Forecasters had a difficult time predicting the front that moved through Grundy County Monday, February 16. Over the weekend, snow estimates ranged from three to six feet, with dangerous winds and ice. However, by Monday morning, it became clear that the mountain would be on the line demarking snow and rain. By the end of the day, rain and icing was the biggest problem experienced by area residents.
Problems occurred overnight Monday as roads, trees, and power lines iced over. By Tuesday morning, side roads were treacherous, many covered in a solid sheet of ice. Main roads were worked by the Tennessee Department of Transportation and were clear.
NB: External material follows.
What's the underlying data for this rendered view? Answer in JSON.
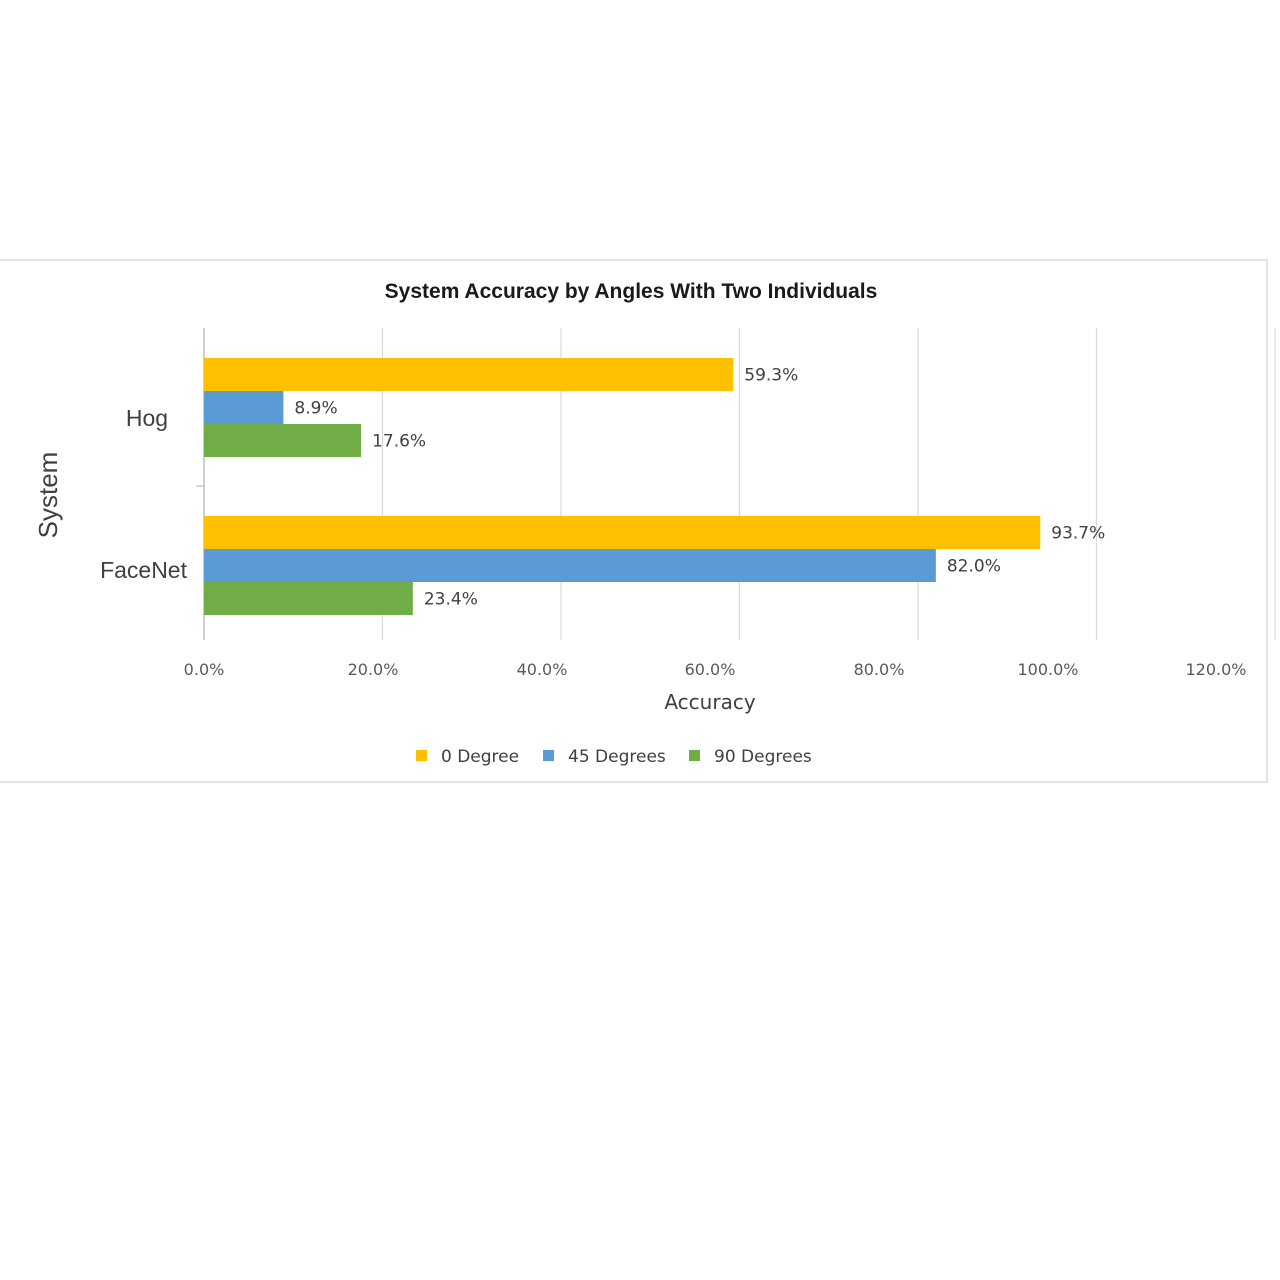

A State of Emergency (Level III) was issued at 9:00 p.m. Monday night, allowing for the deployment of extra resources to aid stranded motorists, address power outages, and open emergency shelters. The State of Emergency remained in place through Tuesday as officials waited to see if weather conditions worsened, as predicted.
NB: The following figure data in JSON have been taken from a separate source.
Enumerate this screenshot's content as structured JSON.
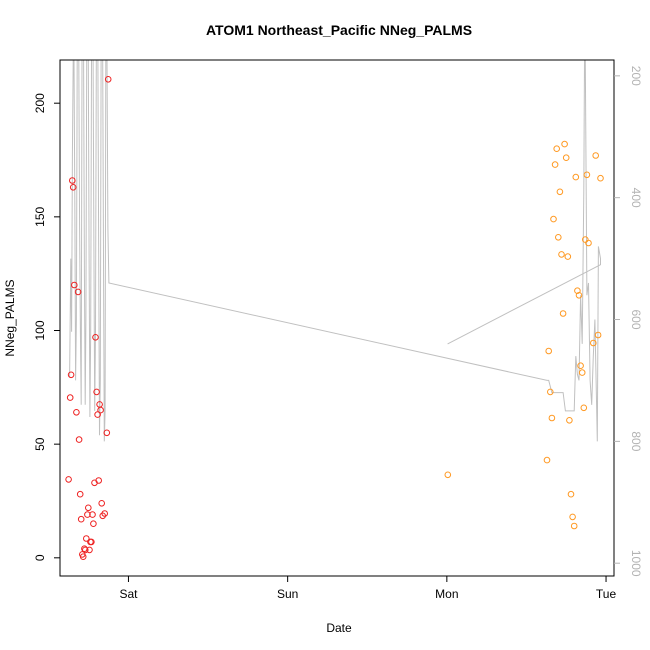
{
  "chart_data": {
    "type": "scatter",
    "title": "ATOM1 Northeast_Pacific NNeg_PALMS",
    "xlabel": "Date",
    "ylabel": "NNeg_PALMS",
    "x_unit": "days since Sat 00:00",
    "xlim": [
      -0.43,
      3.05
    ],
    "ylim": [
      -8,
      219
    ],
    "x_ticks": [
      {
        "value": 0,
        "label": "Sat"
      },
      {
        "value": 1,
        "label": "Sun"
      },
      {
        "value": 2,
        "label": "Mon"
      },
      {
        "value": 3,
        "label": "Tue"
      }
    ],
    "y_ticks": [
      {
        "value": 0,
        "label": "0"
      },
      {
        "value": 50,
        "label": "50"
      },
      {
        "value": 100,
        "label": "100"
      },
      {
        "value": 150,
        "label": "150"
      },
      {
        "value": 200,
        "label": "200"
      }
    ],
    "y2_range": [
      174,
      1021
    ],
    "y2_ticks": [
      {
        "value": 200,
        "label": "200"
      },
      {
        "value": 400,
        "label": "400"
      },
      {
        "value": 600,
        "label": "600"
      },
      {
        "value": 800,
        "label": "800"
      },
      {
        "value": 1000,
        "label": "1000"
      }
    ],
    "colors": {
      "series1": "#ee2222",
      "series2": "#ff9922",
      "depth_line": "#c0c0c0"
    },
    "series": [
      {
        "name": "series1",
        "points": [
          [
            -0.376,
            34.5
          ],
          [
            -0.366,
            70.5
          ],
          [
            -0.36,
            80.5
          ],
          [
            -0.353,
            166
          ],
          [
            -0.347,
            163
          ],
          [
            -0.34,
            120
          ],
          [
            -0.327,
            64
          ],
          [
            -0.316,
            117
          ],
          [
            -0.31,
            52
          ],
          [
            -0.303,
            28
          ],
          [
            -0.297,
            17
          ],
          [
            -0.29,
            1.5
          ],
          [
            -0.284,
            0.5
          ],
          [
            -0.277,
            4
          ],
          [
            -0.271,
            3.5
          ],
          [
            -0.265,
            8.5
          ],
          [
            -0.258,
            19
          ],
          [
            -0.252,
            22
          ],
          [
            -0.245,
            3.5
          ],
          [
            -0.239,
            7
          ],
          [
            -0.233,
            7
          ],
          [
            -0.226,
            19
          ],
          [
            -0.22,
            15
          ],
          [
            -0.213,
            33
          ],
          [
            -0.207,
            97
          ],
          [
            -0.2,
            73
          ],
          [
            -0.194,
            63
          ],
          [
            -0.187,
            34
          ],
          [
            -0.181,
            67.5
          ],
          [
            -0.175,
            65
          ],
          [
            -0.168,
            24
          ],
          [
            -0.162,
            18.5
          ],
          [
            -0.149,
            19.5
          ],
          [
            -0.136,
            55
          ],
          [
            -0.127,
            210.5
          ]
        ]
      },
      {
        "name": "series2",
        "points": [
          [
            2.006,
            36.5
          ],
          [
            2.629,
            43
          ],
          [
            2.64,
            91
          ],
          [
            2.65,
            73
          ],
          [
            2.66,
            61.5
          ],
          [
            2.67,
            149
          ],
          [
            2.68,
            173
          ],
          [
            2.69,
            180
          ],
          [
            2.7,
            141
          ],
          [
            2.71,
            161
          ],
          [
            2.72,
            133.5
          ],
          [
            2.73,
            107.5
          ],
          [
            2.74,
            182
          ],
          [
            2.75,
            176
          ],
          [
            2.76,
            132.5
          ],
          [
            2.77,
            60.5
          ],
          [
            2.78,
            28
          ],
          [
            2.79,
            18
          ],
          [
            2.8,
            14
          ],
          [
            2.81,
            167.5
          ],
          [
            2.82,
            117.5
          ],
          [
            2.83,
            115.5
          ],
          [
            2.84,
            84.5
          ],
          [
            2.85,
            81.5
          ],
          [
            2.86,
            66
          ],
          [
            2.87,
            140
          ],
          [
            2.88,
            168.5
          ],
          [
            2.89,
            138.5
          ],
          [
            2.92,
            94.5
          ],
          [
            2.935,
            177
          ],
          [
            2.95,
            98
          ],
          [
            2.965,
            167
          ]
        ]
      }
    ],
    "depth_line": [
      [
        -0.37,
        695
      ],
      [
        -0.362,
        500
      ],
      [
        -0.357,
        620
      ],
      [
        -0.352,
        330
      ],
      [
        -0.347,
        174
      ],
      [
        -0.342,
        174
      ],
      [
        -0.337,
        400
      ],
      [
        -0.332,
        700
      ],
      [
        -0.327,
        600
      ],
      [
        -0.322,
        174
      ],
      [
        -0.312,
        174
      ],
      [
        -0.307,
        450
      ],
      [
        -0.302,
        620
      ],
      [
        -0.297,
        740
      ],
      [
        -0.292,
        174
      ],
      [
        -0.282,
        174
      ],
      [
        -0.277,
        520
      ],
      [
        -0.272,
        740
      ],
      [
        -0.267,
        600
      ],
      [
        -0.262,
        174
      ],
      [
        -0.252,
        174
      ],
      [
        -0.247,
        500
      ],
      [
        -0.242,
        760
      ],
      [
        -0.237,
        620
      ],
      [
        -0.232,
        174
      ],
      [
        -0.222,
        174
      ],
      [
        -0.217,
        480
      ],
      [
        -0.212,
        750
      ],
      [
        -0.207,
        620
      ],
      [
        -0.202,
        174
      ],
      [
        -0.192,
        174
      ],
      [
        -0.187,
        500
      ],
      [
        -0.182,
        790
      ],
      [
        -0.177,
        700
      ],
      [
        -0.172,
        174
      ],
      [
        -0.162,
        174
      ],
      [
        -0.157,
        500
      ],
      [
        -0.152,
        800
      ],
      [
        -0.147,
        750
      ],
      [
        -0.142,
        174
      ],
      [
        -0.135,
        174
      ],
      [
        -0.129,
        450
      ],
      [
        -0.123,
        540
      ],
      [
        2.63,
        700
      ],
      [
        2.64,
        700
      ],
      [
        2.66,
        720
      ],
      [
        2.7,
        720
      ],
      [
        2.73,
        720
      ],
      [
        2.745,
        750
      ],
      [
        2.8,
        750
      ],
      [
        2.81,
        660
      ],
      [
        2.82,
        690
      ],
      [
        2.83,
        700
      ],
      [
        2.84,
        560
      ],
      [
        2.85,
        640
      ],
      [
        2.86,
        390
      ],
      [
        2.865,
        174
      ],
      [
        2.87,
        174
      ],
      [
        2.88,
        560
      ],
      [
        2.89,
        540
      ],
      [
        2.9,
        700
      ],
      [
        2.91,
        740
      ],
      [
        2.92,
        660
      ],
      [
        2.93,
        600
      ],
      [
        2.945,
        800
      ],
      [
        2.952,
        480
      ],
      [
        2.965,
        500
      ],
      [
        2.965,
        510
      ],
      [
        2.005,
        640
      ]
    ]
  }
}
Widespread power outages in Coalmont and surrounding areas were experienced on Sunday evening in front of the storm. On Monday evening, only one power outage, causing approximately 450 people in the Beersheba Springs and Altamont area to lose power, was reported.
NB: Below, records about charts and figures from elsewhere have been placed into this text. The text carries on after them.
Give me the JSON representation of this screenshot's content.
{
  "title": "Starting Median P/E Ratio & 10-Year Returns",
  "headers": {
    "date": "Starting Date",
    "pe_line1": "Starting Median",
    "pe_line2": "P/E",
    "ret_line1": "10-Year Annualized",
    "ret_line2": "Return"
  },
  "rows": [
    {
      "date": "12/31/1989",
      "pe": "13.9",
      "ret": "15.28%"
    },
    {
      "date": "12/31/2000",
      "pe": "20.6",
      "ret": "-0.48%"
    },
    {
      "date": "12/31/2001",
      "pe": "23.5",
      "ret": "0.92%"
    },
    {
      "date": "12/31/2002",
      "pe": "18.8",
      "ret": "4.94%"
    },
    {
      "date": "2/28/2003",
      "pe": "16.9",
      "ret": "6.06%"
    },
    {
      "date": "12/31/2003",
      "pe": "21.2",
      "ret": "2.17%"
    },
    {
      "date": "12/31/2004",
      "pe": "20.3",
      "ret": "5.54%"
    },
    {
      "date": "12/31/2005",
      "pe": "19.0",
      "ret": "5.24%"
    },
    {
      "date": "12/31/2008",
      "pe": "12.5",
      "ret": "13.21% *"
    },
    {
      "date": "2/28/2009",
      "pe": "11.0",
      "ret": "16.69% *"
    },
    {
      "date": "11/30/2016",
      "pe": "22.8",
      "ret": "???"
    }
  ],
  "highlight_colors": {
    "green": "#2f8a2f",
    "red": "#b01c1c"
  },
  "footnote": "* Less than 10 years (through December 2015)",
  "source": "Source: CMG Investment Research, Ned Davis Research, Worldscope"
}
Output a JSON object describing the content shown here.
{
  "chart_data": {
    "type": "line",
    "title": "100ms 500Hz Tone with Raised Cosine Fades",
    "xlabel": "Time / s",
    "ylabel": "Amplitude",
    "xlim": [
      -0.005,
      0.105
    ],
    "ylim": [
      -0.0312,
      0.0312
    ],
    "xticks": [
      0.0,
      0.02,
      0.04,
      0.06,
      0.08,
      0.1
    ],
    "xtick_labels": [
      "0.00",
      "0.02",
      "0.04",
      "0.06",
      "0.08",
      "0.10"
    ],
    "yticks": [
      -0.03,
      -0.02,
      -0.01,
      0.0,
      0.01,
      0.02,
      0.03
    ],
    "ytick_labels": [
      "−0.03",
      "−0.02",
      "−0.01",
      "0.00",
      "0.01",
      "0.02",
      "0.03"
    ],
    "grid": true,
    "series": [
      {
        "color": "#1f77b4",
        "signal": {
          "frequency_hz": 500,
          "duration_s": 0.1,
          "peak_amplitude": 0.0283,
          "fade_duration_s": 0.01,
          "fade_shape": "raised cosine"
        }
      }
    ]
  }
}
Eight emergency shelters were opened across the state. The Red Cross opened a shelter in Monteagle at the 911 Center, staffed by Red Cross Volunteers Thomas Myers and Robert Tapley of Chattanooga.
The shelter offered overnight accommodations and meals to anyone undergoing power outages or in need of a place to stay during the night. Myers said that the shelter would remain open as long as there was a need for services.
It does not look like Grundy County will get any relief in the week ahead. Temperatures could reach negative numbers as more ice and snow head into the area.